Trois mois avant l’incorporation de la municipalité de Saint-Lambert, le 30 mars 1857 devant le notaire Patrice Lacombe, Charles Phillips, pourtant protestant, et Pierre Bétournay font conjointement don à la « Corporation de l’Évêque Catholique Romain de Montréal, dans la province du Bas-Canada », représentée par Mgr Ignace Bourget, d’un lot de 426’ de front sur 456’ de profondeur, enclavé dans leur ferme « pour fins exclusives du culte catholique ». Cet endroit est aujourd’hui traversé par le boulevard Union, à peu près où se trouve le parc.

En octobre 1857, le menuisier de Longueuil Louis Bissonnet reproche aux francs-tenanciers de Saint-Lambert qu’à la suite d’un marché verbal conclu avec eux pour « faire et parfaire une chapelle en briques », le marché n’ait pas été signé, les garanties n’aient pas été fournies et les matériaux promis n’aient pas été livrés.
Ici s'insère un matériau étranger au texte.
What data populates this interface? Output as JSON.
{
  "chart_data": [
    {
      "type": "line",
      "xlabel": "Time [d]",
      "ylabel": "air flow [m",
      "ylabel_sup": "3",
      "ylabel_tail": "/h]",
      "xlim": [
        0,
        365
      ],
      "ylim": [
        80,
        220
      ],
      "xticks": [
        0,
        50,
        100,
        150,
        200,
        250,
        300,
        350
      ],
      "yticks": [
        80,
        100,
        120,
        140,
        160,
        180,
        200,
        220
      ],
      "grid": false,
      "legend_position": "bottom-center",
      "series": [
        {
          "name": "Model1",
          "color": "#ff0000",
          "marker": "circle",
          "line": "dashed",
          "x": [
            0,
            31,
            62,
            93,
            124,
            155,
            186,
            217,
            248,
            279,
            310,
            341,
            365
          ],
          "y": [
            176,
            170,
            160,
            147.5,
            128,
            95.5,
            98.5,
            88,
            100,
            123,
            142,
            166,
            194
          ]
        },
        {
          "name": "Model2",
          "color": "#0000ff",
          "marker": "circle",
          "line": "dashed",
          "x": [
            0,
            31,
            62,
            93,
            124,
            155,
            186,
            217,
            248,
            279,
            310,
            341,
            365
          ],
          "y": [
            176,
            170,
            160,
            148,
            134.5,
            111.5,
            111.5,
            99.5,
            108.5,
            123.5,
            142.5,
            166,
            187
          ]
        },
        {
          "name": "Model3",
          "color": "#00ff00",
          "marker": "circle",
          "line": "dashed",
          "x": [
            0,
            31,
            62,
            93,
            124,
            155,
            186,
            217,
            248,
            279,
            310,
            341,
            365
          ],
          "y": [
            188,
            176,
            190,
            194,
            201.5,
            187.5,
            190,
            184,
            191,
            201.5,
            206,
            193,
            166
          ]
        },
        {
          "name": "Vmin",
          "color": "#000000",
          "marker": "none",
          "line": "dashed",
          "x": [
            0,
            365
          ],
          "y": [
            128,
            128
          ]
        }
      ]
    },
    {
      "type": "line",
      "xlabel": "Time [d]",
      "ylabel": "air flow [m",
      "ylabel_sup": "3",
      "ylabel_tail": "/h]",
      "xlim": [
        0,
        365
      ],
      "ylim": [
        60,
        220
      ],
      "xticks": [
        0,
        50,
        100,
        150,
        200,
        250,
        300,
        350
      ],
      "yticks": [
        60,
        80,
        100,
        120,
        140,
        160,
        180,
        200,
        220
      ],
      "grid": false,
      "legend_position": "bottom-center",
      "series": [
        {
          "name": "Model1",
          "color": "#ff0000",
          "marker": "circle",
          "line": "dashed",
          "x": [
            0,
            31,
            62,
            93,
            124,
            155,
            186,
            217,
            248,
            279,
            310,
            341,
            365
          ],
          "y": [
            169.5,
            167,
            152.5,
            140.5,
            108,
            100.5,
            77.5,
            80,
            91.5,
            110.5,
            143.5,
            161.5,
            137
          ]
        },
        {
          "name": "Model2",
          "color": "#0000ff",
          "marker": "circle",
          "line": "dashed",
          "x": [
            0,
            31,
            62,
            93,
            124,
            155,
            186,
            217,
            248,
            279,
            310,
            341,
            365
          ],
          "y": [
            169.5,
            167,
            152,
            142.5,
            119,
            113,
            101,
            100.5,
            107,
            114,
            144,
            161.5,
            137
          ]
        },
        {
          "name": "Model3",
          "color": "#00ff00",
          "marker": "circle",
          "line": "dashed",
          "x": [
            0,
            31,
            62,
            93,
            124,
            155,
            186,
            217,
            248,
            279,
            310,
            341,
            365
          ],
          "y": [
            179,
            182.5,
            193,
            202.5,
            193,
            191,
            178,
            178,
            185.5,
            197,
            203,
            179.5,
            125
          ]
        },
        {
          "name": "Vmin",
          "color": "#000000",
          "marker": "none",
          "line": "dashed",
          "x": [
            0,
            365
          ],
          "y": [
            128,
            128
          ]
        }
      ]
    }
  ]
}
Plus tard, les travaux sont partiellement effectués par Alexis Mailhot, mais en novembre 1858, Adélard-Joseph Boucher adresse un mémoire à Mgr Bourget, déplorant l’arrêt des travaux, attribué à Louis Bétournay, maire de Saint-Lambert et frère du donateur. Boucher souligne que les 4 ou 500 âmes Lambertoises sont privées de tout secours et instruction religieuse, « alléchées au culte protestant qui s’y fait chaque dimanche, trop fatiguées et trop pauvres pour faire trois milles de mauvais chemins » jusqu’à l’église de Longueuil. Boucher ajoute que les Lambertois ont « au milieu d’eux d’innombrables cantines où l’on blasphème jour et nuit ».

Quoiqu’il en soit, suite à toutes ces dissension, les travaux sont abandonnés, et les catholiques n’auront leur chapelle que 30 ans plus tard, dans une maison appartenant au franc-tenancier Noël Mercille, aujourd’hui la maison Marsil.